From clinical observations of patients with focal modulation of basal ganglia activity to the neuropsychology of habit:
Over the past few years, Dr Julie Péron and colleagues have developed a new line of research on the functional role of the basal ganglia in non motor functions in humans. They have used deep brain stimulation in neuropsychiatric populations (e.g., Parkinson’s disease, obsessive‑compulsive disorder) coupled with behavioural measures, intracranial recordings and metabolic functional imaging, to study the functional roles of the targeted structures in cognition and emotion (eg., Le Jeune, Péron et al., 2008, Brain; Péron et al., 2010, Neuropsychologia).
In 2013, on the basis of this corpus of findings, and in line with Graybiel’s (2008) propositions concerning the motor and cognitive domains, an integrative model has been developed (Péron et al., 2013, Neuroscience & Biobehavioral Reviews). Accordingly, the basal ganglia iteratively assess contexts and select actions in order to form (or control the expression of) coordinated emotional sequences. If these emotional sequences become recurrent or repetitive, the basal ganglia combine their representations into units (also called chunks). In other words, the basal ganglia code for the neuronal co-activation of the different cortical and subcortical structures needed for specific emotion components, in order to chunk group associated items of information into manageable quanta. This information chunking provides a mechanism for acquiring and expressing emotional repertoires which, without such information compression, would be biologically unwieldy or difficult to implement. The same role would be present for action and cognition.

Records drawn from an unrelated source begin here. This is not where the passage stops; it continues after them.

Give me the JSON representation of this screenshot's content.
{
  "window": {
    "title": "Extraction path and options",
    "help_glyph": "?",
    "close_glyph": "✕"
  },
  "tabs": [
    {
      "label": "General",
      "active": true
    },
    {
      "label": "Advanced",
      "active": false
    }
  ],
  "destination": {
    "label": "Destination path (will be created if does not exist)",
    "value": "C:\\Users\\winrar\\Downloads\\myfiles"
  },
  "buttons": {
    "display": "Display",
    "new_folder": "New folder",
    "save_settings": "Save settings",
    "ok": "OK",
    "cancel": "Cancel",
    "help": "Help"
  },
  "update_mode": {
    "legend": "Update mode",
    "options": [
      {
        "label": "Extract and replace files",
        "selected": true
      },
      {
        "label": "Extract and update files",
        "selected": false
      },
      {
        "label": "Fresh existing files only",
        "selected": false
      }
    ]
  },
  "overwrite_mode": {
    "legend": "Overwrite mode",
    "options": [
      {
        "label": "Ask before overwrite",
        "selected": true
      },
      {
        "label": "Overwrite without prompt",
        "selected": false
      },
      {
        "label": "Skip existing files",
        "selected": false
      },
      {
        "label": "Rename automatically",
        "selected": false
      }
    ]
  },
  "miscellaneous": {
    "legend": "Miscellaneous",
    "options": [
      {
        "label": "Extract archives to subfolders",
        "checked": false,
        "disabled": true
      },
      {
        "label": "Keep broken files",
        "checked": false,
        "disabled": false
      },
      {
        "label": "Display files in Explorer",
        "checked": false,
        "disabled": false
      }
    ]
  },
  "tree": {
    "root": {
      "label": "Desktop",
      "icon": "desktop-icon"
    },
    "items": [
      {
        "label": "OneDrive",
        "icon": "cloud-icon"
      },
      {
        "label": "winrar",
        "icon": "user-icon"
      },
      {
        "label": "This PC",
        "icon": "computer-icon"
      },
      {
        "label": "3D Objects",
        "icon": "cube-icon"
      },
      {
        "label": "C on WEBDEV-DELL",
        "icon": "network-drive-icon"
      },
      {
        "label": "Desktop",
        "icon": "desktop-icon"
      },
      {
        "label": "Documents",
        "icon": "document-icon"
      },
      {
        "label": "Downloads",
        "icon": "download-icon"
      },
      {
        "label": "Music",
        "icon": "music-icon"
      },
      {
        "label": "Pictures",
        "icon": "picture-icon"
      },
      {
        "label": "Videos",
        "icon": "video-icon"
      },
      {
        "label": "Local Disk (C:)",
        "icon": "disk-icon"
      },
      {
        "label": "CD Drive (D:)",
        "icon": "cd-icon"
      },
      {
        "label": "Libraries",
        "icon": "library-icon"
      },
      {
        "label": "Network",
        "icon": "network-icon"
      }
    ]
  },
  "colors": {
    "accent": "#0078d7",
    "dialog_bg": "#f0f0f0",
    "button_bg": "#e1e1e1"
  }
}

The results collected over the past years, with a view to testing this model (and re-run by hypothesis-blind researchers) are all convergent and congruent with the initial propositions that have both theoretical and clinical implications. In turn, these results raise many fascinating questions, thus opening up new avenues of research which are the subject of research projects funded by the Swiss National Science Foundation.